UPDATES? JUST A MOUSE CLICK AWAY
When the Internet and the World Wide Web exploded into the corporate consciousness last year, Visa International Inc. executives Cathy Basch and Deborah McWhinney saw an opportunity. ``We got to thinking maybe there was a way to take advantage of that technology to do things in a faster, cheaper, and better way,'' says Basch, who is senior vice-president in charge of VisaVue, the company's information service for member banks.
Basch and McWhinney, senior vice-president for information products, helped the financial services company put all sorts of information on an internal Web site: employee directories, newsletters, even cafeteria menus. The electronic directory alone was a boon. Before, to keep Visa's 1,200 employees informed about who was the right contact for each of 19,000 member banks, Visa regularly published two volumes, each nearly four inches thick--and each instantly out of date. Now, the latest information is a few mouse clicks away. ``It makes all the difference,'' says Basch.
Visa's intranet has been such a hit that the company is now looking at creating a separate network for member banks. Today, the company sends out most information--such as fraud alerts and marketing updates--on diskettes. By putting that online, Visa will not only speed things up, it will also be able to offer more services, and let banks tap directly into its databases--to check the status of a transaction electronically, a process done manually today.

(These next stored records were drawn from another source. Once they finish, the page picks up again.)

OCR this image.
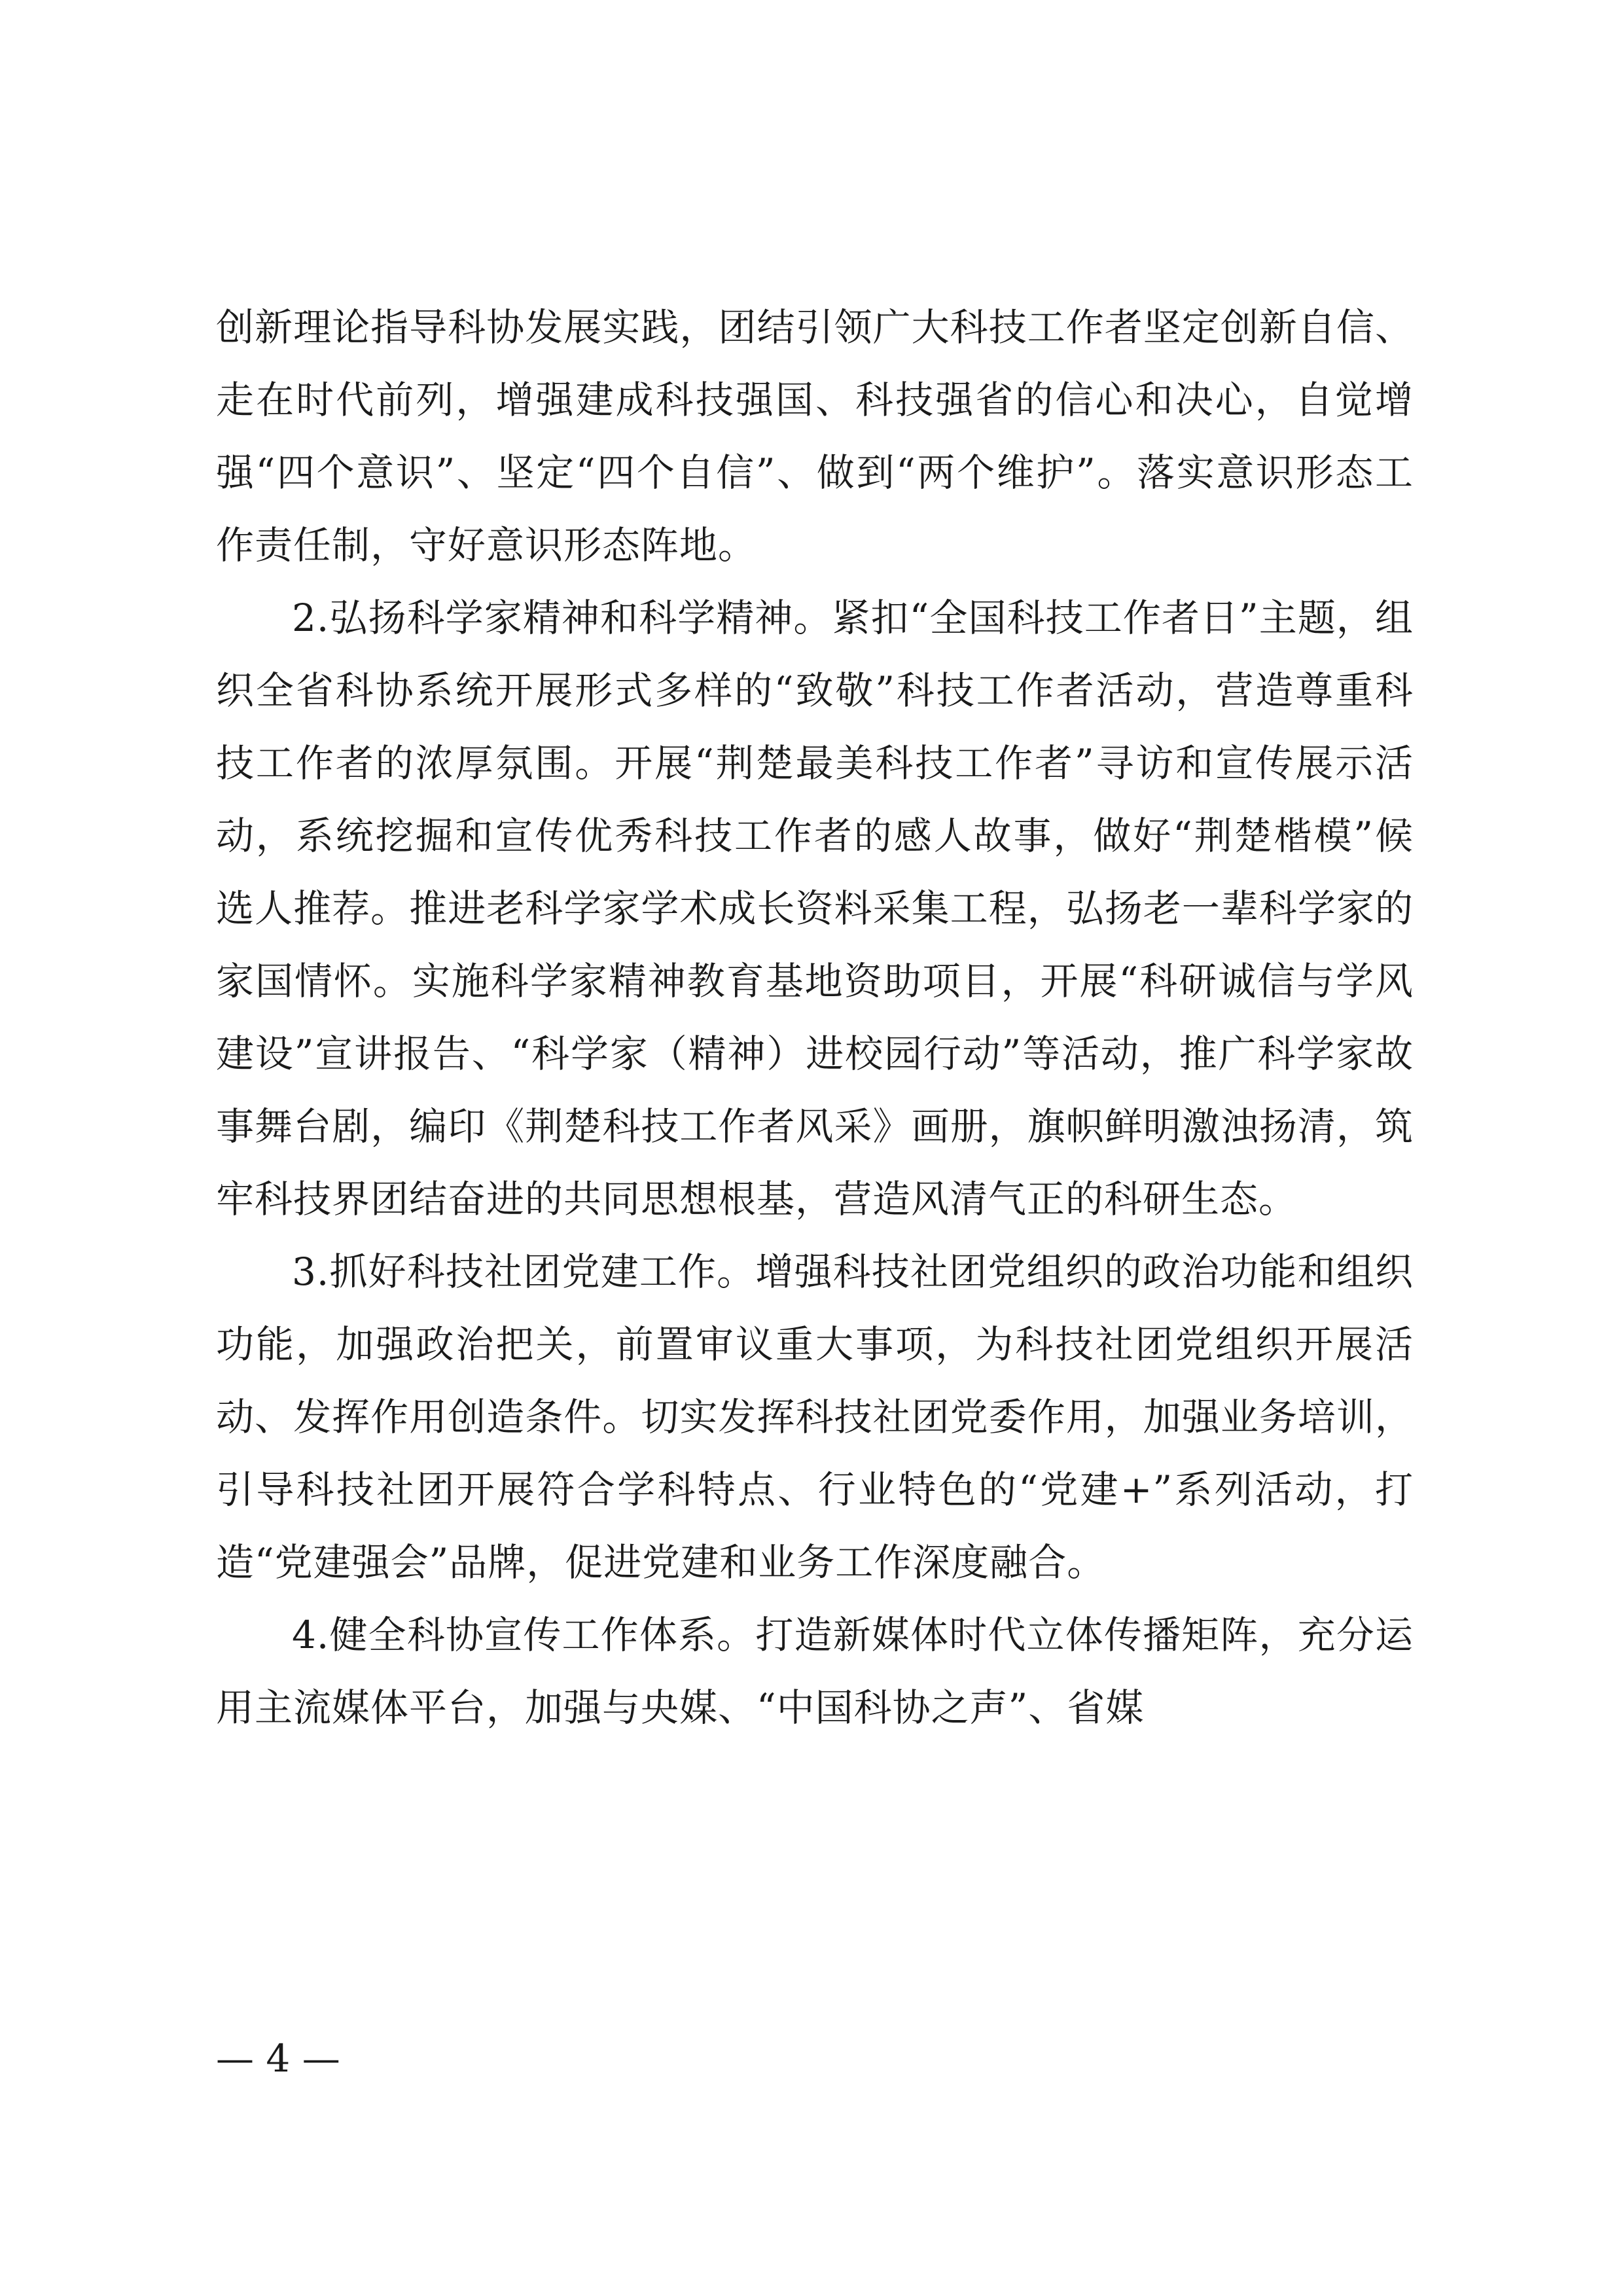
创新理论指导科协发展实践，团结引领广大科技工作者坚定创新自信、走在时代前列，增强建成科技强国、科技强省的信心和决心，自觉增强“四个意识”、坚定“四个自信”、做到“两个维护”。落实意识形态工作责任制，守好意识形态阵地。

2.弘扬科学家精神和科学精神。紧扣“全国科技工作者日”主题，组织全省科协系统开展形式多样的“致敬”科技工作者活动，营造尊重科技工作者的浓厚氛围。开展“荆楚最美科技工作者”寻访和宣传展示活动，系统挖掘和宣传优秀科技工作者的感人故事，做好“荆楚楷模”候选人推荐。推进老科学家学术成长资料采集工程，弘扬老一辈科学家的家国情怀。实施科学家精神教育基地资助项目，开展“科研诚信与学风建设”宣讲报告、“科学家（精神）进校园行动”等活动，推广科学家故事舞台剧，编印《荆楚科技工作者风采》画册，旗帜鲜明激浊扬清，筑牢科技界团结奋进的共同思想根基，营造风清气正的科研生态。

3.抓好科技社团党建工作。增强科技社团党组织的政治功能和组织功能，加强政治把关，前置审议重大事项，为科技社团党组织开展活动、发挥作用创造条件。切实发挥科技社团党委作用，加强业务培训，引导科技社团开展符合学科特点、行业特色的“党建+”系列活动，打造“党建强会”品牌，促进党建和业务工作深度融合。

4.健全科协宣传工作体系。打造新媒体时代立体传播矩阵，充分运用主流媒体平台，加强与央媒、“中国科协之声”、省媒

— 4 —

Creating intranets that extend to customers is a risky but potentially profitable development. Venturing beyond the corporate fire wall introduces security risks, and Visa is holding off until it can be sure its data will be safe. But the company is eager for the payoff: greater efficiency for itself and better service for the banks. And in a cutthroat business such as Visa's, says McWhinney, that kind of advantage is hard to pass up.